Waynesburg University is hosting three service trips over Spring Break. Students, faculty and staff members will travel to New Point, N.C.; Nassau, Bahamas; and Hato Mayor del Rey, Dominican Republic.
Angelica Good, resident director of SWEP; Aaron Sielski, assistant dean of students and six students will travel to New Point, N.C., to work alongside Habitat for Humanity. During this service trip, students will work on and off construction sites.
“This consists of spending the day building the housing foundation, painting, putting up siding, etc. Really, whatever is needed at that stage of the building process is what we do,” Good wrote in an email interview. “Beyond the construction site, we typically help sort items at the organization’s thrift store, which collects profits to fund the build[s].”
Throughout this trip, as Good explained, students will have the opportunity to be involved in fellowship, meet new people, learn new skills, make an impact and grow in their spiritual faith.
“I am most looking forward to creating new memories and lending a hand in the life changing work that is being done,” Good wrote.
Aside from serving on a national scale, students will also have the opportunity to travel internationally.
Dr. Lina Hixson, associate director of the graduate and professional nursing program and associate professor of nursing; Eve Weaver, assistant professor of nursing; and 13 students will serve in Nassau, Bahamas, during Spring Break in partnership with Praying Pelicans Missions.
Specifically designed for sophomore, junior and senior nursing majors, this trip focuses on medical service. Students will, “provide and practice nursing skills for those with limited healthcare options,” Hixson said.
Teaching healthcare, hosting a health fair at a local church, visiting an elementary school to educate children on healthcare, helping in a soup kitchen, providing hygiene products and visiting a nursing home are all on the itinerary.
Beyond helping those in need, students will learn effective communication skills and experience healthcare outside of America.
Hixson expressed her appreciation for the University for providing its students with the opportunity to expand their perspectives and have their eyes opened to a vast world that needs people who lift one another up.

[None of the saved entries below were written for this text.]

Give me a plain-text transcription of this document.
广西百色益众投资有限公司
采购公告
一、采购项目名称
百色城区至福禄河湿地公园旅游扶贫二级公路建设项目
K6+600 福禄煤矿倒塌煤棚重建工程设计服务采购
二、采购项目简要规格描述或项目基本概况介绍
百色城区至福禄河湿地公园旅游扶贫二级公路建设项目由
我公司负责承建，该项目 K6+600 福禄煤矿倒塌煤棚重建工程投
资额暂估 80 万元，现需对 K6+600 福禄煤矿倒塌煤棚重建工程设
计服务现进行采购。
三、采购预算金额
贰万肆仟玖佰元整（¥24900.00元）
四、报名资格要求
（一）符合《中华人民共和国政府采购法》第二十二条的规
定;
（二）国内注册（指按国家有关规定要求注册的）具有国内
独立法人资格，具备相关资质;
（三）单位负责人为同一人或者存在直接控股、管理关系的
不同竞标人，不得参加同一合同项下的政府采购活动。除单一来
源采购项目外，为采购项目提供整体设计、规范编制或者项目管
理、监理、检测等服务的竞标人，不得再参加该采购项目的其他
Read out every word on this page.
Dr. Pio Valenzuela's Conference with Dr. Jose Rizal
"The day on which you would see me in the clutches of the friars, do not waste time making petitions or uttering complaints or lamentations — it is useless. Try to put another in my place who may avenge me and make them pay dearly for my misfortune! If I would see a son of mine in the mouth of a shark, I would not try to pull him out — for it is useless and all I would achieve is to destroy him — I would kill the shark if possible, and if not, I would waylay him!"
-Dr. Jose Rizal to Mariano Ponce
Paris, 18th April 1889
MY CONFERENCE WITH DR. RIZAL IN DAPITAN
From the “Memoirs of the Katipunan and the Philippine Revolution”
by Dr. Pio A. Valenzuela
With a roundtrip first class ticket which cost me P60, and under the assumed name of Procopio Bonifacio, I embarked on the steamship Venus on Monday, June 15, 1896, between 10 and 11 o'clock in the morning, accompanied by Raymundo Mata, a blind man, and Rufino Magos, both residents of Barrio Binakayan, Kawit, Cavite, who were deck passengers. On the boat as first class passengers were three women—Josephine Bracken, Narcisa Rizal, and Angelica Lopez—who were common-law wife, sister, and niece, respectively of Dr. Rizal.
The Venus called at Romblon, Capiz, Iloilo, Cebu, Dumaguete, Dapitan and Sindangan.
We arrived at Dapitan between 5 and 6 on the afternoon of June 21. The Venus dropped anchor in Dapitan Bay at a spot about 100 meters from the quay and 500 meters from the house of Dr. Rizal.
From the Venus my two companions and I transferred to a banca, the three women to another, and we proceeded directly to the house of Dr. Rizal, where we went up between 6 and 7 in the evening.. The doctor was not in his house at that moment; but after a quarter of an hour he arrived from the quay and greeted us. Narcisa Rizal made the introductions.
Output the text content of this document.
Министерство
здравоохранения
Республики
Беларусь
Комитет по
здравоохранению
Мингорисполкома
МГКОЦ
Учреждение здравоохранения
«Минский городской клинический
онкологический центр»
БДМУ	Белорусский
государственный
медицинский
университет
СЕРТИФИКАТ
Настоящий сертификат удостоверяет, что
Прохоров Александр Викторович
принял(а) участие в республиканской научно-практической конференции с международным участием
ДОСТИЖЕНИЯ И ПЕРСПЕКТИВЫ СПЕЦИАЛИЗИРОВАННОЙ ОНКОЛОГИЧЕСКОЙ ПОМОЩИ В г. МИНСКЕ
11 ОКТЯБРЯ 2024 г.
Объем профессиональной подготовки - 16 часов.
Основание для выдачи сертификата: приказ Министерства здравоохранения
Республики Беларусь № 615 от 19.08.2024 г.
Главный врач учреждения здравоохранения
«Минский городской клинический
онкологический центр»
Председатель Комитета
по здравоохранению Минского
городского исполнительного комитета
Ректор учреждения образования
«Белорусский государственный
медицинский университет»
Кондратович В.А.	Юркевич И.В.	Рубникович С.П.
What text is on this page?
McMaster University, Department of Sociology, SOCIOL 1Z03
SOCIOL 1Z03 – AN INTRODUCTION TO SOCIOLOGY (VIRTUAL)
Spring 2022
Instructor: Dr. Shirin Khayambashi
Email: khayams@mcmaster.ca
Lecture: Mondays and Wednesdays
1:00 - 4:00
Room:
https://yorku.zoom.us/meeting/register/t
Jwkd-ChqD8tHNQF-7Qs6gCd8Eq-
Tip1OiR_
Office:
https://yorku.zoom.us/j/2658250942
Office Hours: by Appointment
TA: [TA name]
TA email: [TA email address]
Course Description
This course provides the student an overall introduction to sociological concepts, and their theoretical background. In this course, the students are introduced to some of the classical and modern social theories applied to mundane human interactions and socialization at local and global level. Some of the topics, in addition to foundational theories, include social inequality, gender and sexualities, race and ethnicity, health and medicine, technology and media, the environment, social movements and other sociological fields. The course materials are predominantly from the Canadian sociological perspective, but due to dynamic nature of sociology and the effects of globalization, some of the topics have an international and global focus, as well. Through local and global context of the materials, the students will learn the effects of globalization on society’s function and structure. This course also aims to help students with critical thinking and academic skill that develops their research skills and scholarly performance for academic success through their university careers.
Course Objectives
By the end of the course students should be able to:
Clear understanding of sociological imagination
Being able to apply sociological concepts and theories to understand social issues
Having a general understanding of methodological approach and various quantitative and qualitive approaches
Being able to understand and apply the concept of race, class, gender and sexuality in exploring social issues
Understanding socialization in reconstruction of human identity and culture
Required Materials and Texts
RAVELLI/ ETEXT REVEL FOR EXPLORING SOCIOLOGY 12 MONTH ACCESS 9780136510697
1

The University will also send Liliane Portman, admissions counselor; Cassy Dorsch, director of the eHive and Nest; and 15 students to a small village in Hato Mayor del Rey, Dominican Republic.
Partnered with Project Grow and open to students of any major, this trip focuses on teaching business classes to the women of the community so they can become self-sufficient.
“Last year, we worked with [community members] to go through the creative process of brainstorming and coming up with a business,” Portman said.
For this trip, the focus will be to check the progress that the community members have made. Portman said, “We will work with them to creatively come up with solutions to any problems they have run into and get their businesses up and running.”
Students make this trip unique by drawing from a multi-major demographic. The students can teach classes specific to their strengths to empower the community, while creating new, unexpected friendships according to Portman.